Выражена гемоконцентрация, гематокрит достигает 65%. С первых часов после травмы определяется умеренный метаболический ацидоз с респираторной компенсацией.
Третья степень шока (крайне тяжелый ожоговый шок) развивается при термическом поражении свыше 60% поверхности тела. Состояние больных крайне тяжелое. Через 1-3 часа после травмы сознание становится спутанным, наступает заторможенность и сопор. Пульс нитевидный, артериальное дав-ление в первые часы после травмы снижается до 80 мм рт. ст. и ниже (на фоне введения кардиотонических, гормональных и других медикаментозных средств). Дыхание поверхностное. Часто наблюдается рвота, которая может быть неоднократной, цвета "кофейной гущи".Развивается парез желудочно-кишечного тракта. Моча в первых порциях с признаками микро- и макрогематурии, затем - темно-коричневого цвета с осадком. Быстро наступает анурия. Гемоконцентрация выявляется через 2-3 часа, и гематокрит может быть свыше 70%.
Hарастает гиперкалиемия и некомпенсированный смешанный ацидоз.
9. Пластика расщепленным кожным лоскутом, показания преимущества перед другими
методами
Показания:
1. При необходимости закрытия обширных раневых поверхностей при первичной хирургической обработке ран с потерей покровных тканей, на этапах лечения термических поражений, гнойных ран.
2. В плановой хирургии необходимость свободной пересадки расщепленной кожи возникает при замещении обширных рубцовых поверхностей, пересадке кожи на рубцовые, трофически измененные ткани.
3. Показания к преимущественному использованию расщепленных кожных лоскутов на лице возникают только при восстановлении кожного покрова век и при необходимости замещения дефектов слизистых оболочек полости рта, носа, глазницы и др.
Преимущества:

125 1. Расщепленный кожный лоскут можно пересаживать на любые, лишенные покровов ткани, если они жизнеспособны (лучшей почвой для приживления таких лоскутов являются подкожная жировая клетчатка с малым количеством жира, фасция, мышцы, грануляции).

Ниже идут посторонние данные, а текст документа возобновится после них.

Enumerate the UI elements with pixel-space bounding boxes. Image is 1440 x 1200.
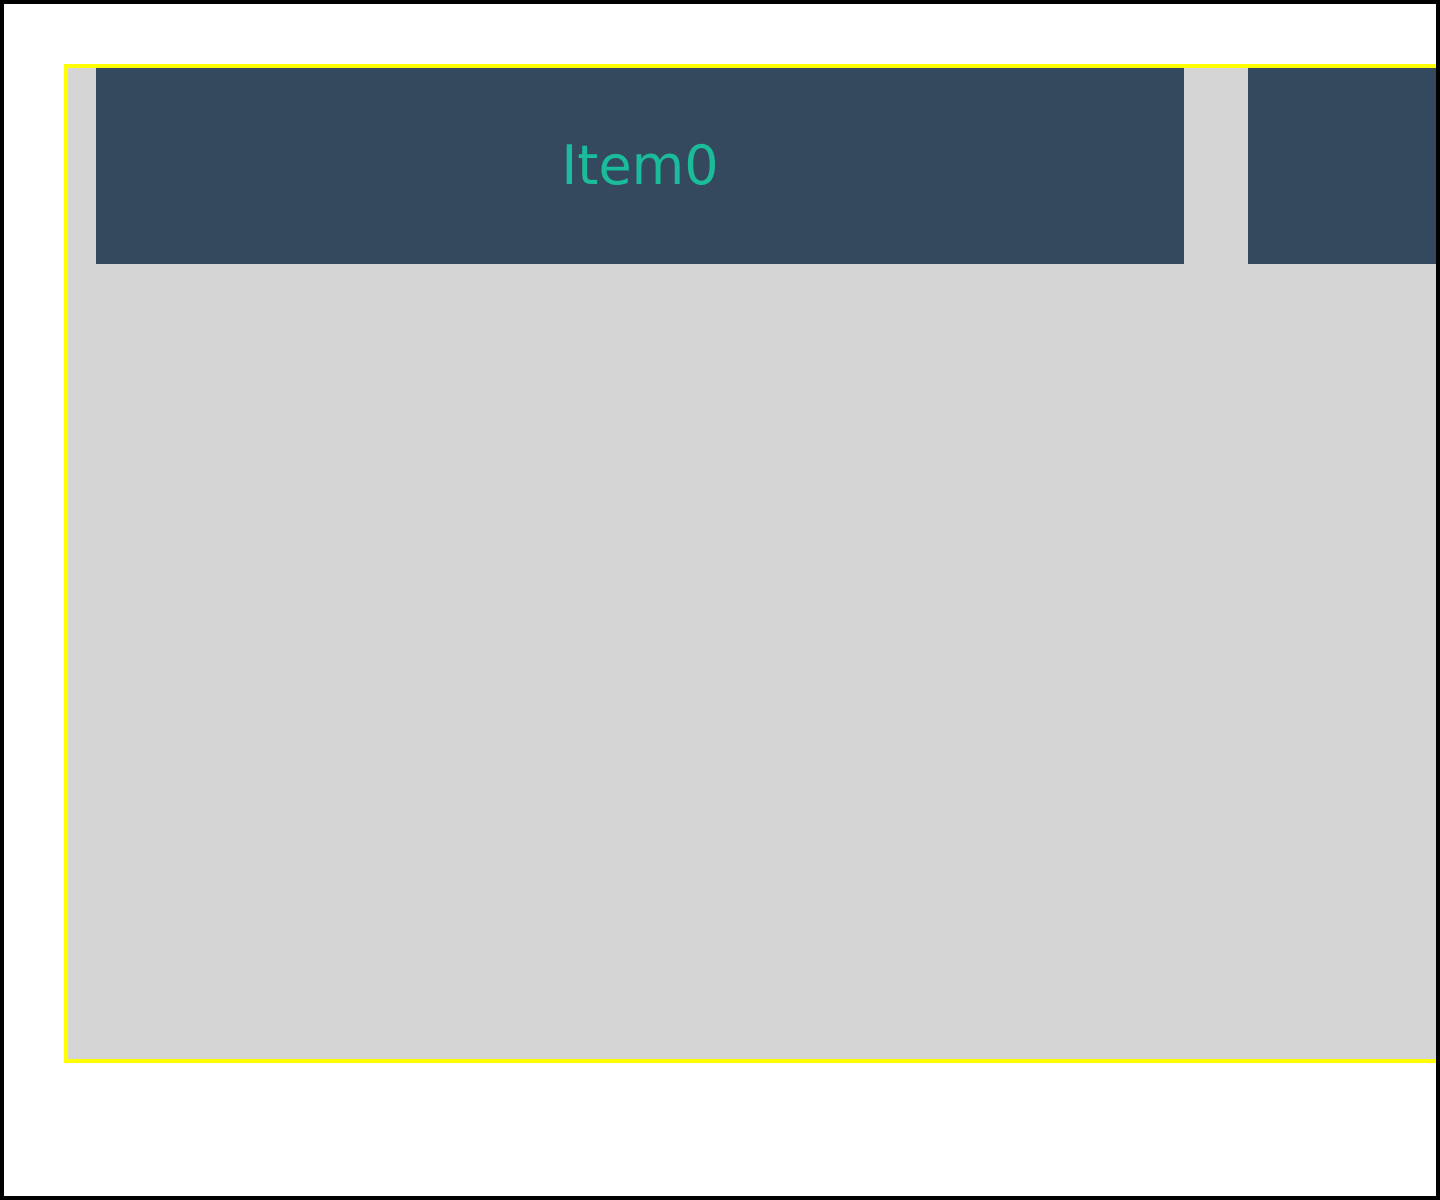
flex-container: Item0	[64, 64, 1436, 1063]
flex-item-1[interactable]	[1248, 68, 1436, 264]
flex-item-0[interactable]: Item0	[96, 68, 1184, 264]
flex-item-0-label: Item0	[561, 134, 719, 197]
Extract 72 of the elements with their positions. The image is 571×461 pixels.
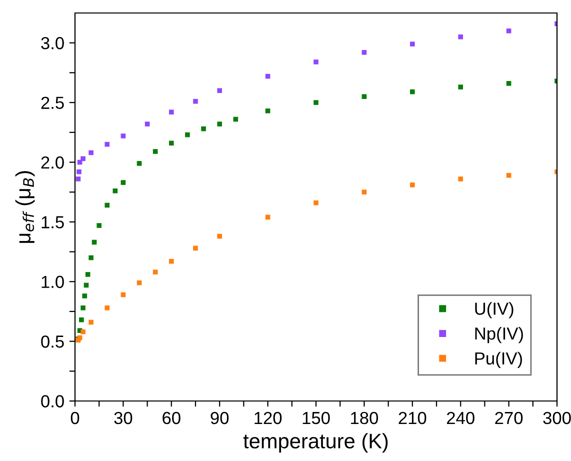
point bbox=[506, 81, 512, 86]
y-tick-label: 1.0 bbox=[42, 276, 64, 288]
point bbox=[185, 132, 190, 138]
point bbox=[152, 149, 158, 154]
point bbox=[82, 294, 88, 298]
x-tick-label: 30 bbox=[114, 412, 132, 424]
x-tick-label: 120 bbox=[254, 412, 282, 424]
y-tick-label: 1.5 bbox=[42, 216, 64, 228]
point bbox=[506, 172, 512, 178]
x-tick-label: 300 bbox=[543, 412, 571, 424]
point bbox=[265, 214, 270, 220]
point bbox=[80, 329, 86, 334]
y-tick-label: 0.5 bbox=[41, 335, 64, 348]
point bbox=[458, 84, 464, 90]
point bbox=[217, 234, 222, 239]
point bbox=[217, 88, 222, 94]
point bbox=[76, 169, 82, 174]
point bbox=[88, 320, 94, 325]
point bbox=[152, 270, 158, 274]
point bbox=[362, 50, 367, 55]
legend-label: Pu(IV) bbox=[475, 352, 522, 368]
point bbox=[410, 89, 415, 94]
point bbox=[314, 200, 318, 206]
point bbox=[201, 126, 206, 132]
point bbox=[85, 272, 90, 277]
point bbox=[104, 142, 110, 147]
point bbox=[104, 305, 110, 310]
y-tick-label: 0.0 bbox=[41, 395, 64, 408]
y-axis-title: μ$_{eff}$ (μ$_{B}$) bbox=[15, 171, 35, 243]
x-tick-label: 210 bbox=[398, 412, 426, 424]
x-tick-label: 0 bbox=[70, 412, 80, 424]
point bbox=[362, 190, 367, 194]
point bbox=[88, 255, 94, 260]
point bbox=[80, 156, 86, 162]
point bbox=[314, 60, 318, 64]
x-axis-title: temperature (K) bbox=[243, 433, 388, 453]
legend-label: Np(IV) bbox=[475, 326, 523, 344]
point bbox=[120, 134, 126, 138]
x-tick-label: 180 bbox=[351, 412, 378, 424]
point bbox=[88, 150, 94, 156]
point bbox=[314, 100, 318, 105]
point bbox=[136, 161, 142, 166]
point bbox=[362, 94, 367, 99]
point bbox=[80, 305, 86, 310]
point bbox=[104, 202, 110, 208]
point bbox=[168, 258, 174, 264]
x-tick-label: 150 bbox=[302, 412, 330, 424]
point bbox=[410, 182, 415, 188]
legend-label: U(IV) bbox=[475, 302, 514, 318]
point bbox=[410, 42, 415, 46]
point bbox=[193, 246, 198, 251]
point bbox=[458, 176, 464, 182]
point bbox=[193, 98, 198, 104]
point bbox=[96, 223, 102, 228]
y-tick-label: 3.0 bbox=[41, 37, 64, 50]
point bbox=[112, 188, 118, 194]
point bbox=[217, 122, 222, 126]
point bbox=[120, 180, 126, 185]
x-tick-label: 60 bbox=[162, 412, 180, 424]
y-tick-label: 2.5 bbox=[41, 96, 64, 109]
point bbox=[168, 140, 174, 146]
point bbox=[79, 317, 84, 322]
y-tick-label: 2.0 bbox=[41, 156, 64, 169]
point bbox=[506, 28, 512, 34]
x-tick-label: 270 bbox=[495, 412, 523, 424]
point bbox=[76, 176, 81, 182]
point bbox=[168, 110, 174, 114]
x-tick-label: 240 bbox=[446, 412, 474, 424]
point bbox=[265, 108, 270, 114]
point bbox=[144, 122, 150, 126]
x-tick-label: 90 bbox=[210, 412, 229, 424]
point bbox=[458, 34, 464, 40]
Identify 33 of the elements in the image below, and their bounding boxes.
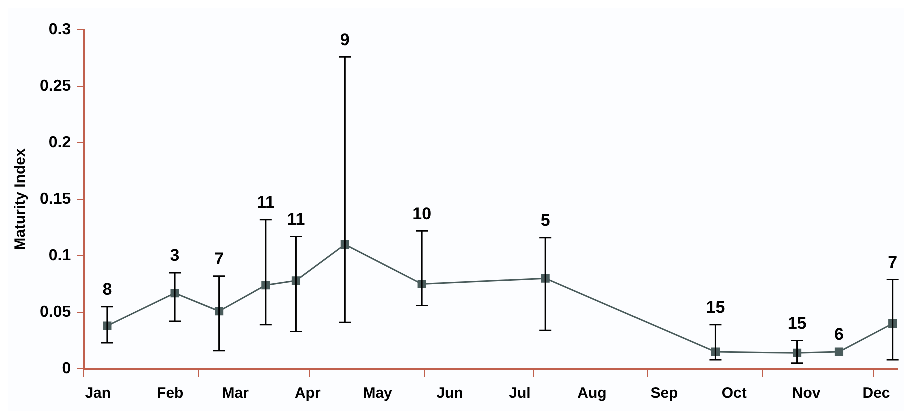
annotation: 10: [412, 204, 432, 224]
y-axis-title: Maturity Index: [12, 148, 30, 250]
x-tick-label: Dec: [862, 385, 890, 402]
x-tick-label: Jun: [436, 385, 464, 402]
y-tick-label: 0: [62, 360, 72, 378]
x-tick-label: Feb: [157, 385, 184, 402]
x-tick-label: Jul: [509, 385, 531, 402]
annotation: 3: [170, 246, 180, 266]
x-tick-label: Sep: [650, 385, 678, 402]
annotation: 7: [214, 250, 224, 269]
x-tick-label: May: [363, 385, 394, 402]
x-tick-label: Aug: [578, 385, 607, 402]
x-tick-label: Mar: [222, 385, 250, 402]
annotation: 6: [834, 325, 844, 344]
x-tick-label: Oct: [722, 385, 747, 402]
annotation: 9: [340, 30, 350, 50]
x-tick-label: Apr: [294, 385, 321, 402]
annotation: 15: [788, 314, 807, 333]
annotation: 7: [888, 252, 898, 272]
x-tick-label: Nov: [792, 385, 822, 402]
annotation: 15: [706, 298, 726, 318]
y-tick-label: 0.05: [40, 304, 72, 321]
annotation: 11: [287, 210, 306, 229]
y-tick-label: 0.15: [40, 190, 72, 208]
y-tick-label: 0.1: [48, 247, 72, 264]
annotation: 5: [540, 211, 550, 230]
point: [834, 348, 844, 356]
x-tick-label: Jan: [85, 385, 112, 402]
annotation: 11: [256, 193, 275, 212]
annotation: 8: [102, 280, 112, 300]
y-tick-label: 0.25: [40, 78, 72, 95]
y-tick-label: 0.3: [48, 21, 72, 38]
y-tick-label: 0.2: [48, 134, 72, 152]
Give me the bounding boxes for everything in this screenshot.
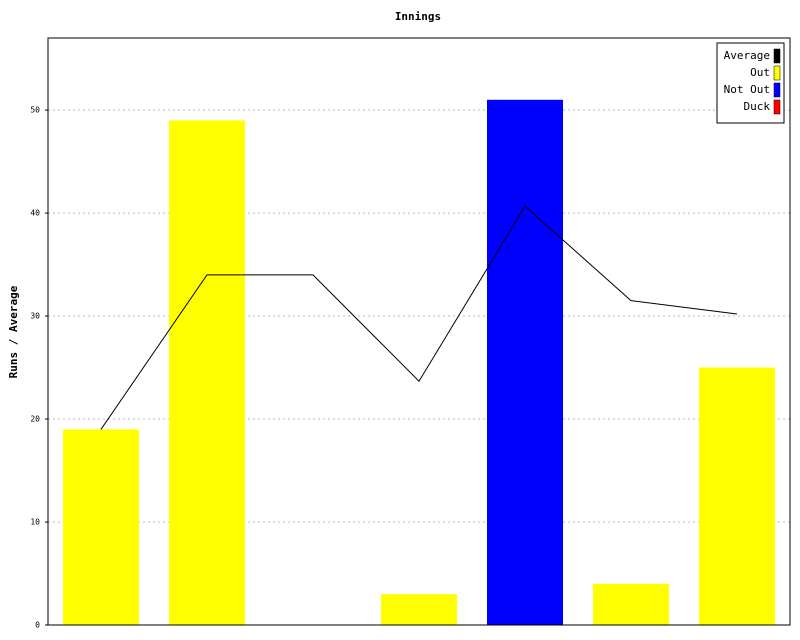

2. Раневые поверхности, оставшиеся после иссечения расщепленных кожных лоскутов, эпителизируются самостоятельно без применения дополнительных пластических приемов в течение 2-5 недель. Это позволяет применить такие лоскуты любого необходимого размера.
3. Большая устойчивость к неблагоприятным условиям свободной пересадки и лучшая приживляемость по сравнению с полнослойными кожными лоскутами.
4. Иссечение лоскутов расщепленной кожи возможно на любых участках кожного покрова человека.
Наиболее удобны следующие отделы: наружная поверхность плеча, наружная, внутренняя, передняя и задняя поверхности бедра, спина, ягодицы, живот, грудь. При необходимости допустимо повторное иссечение расщепленных кожных лоскутов с заживших донорских участков, что возможно уже через 3-4 недели после предыдущей операции.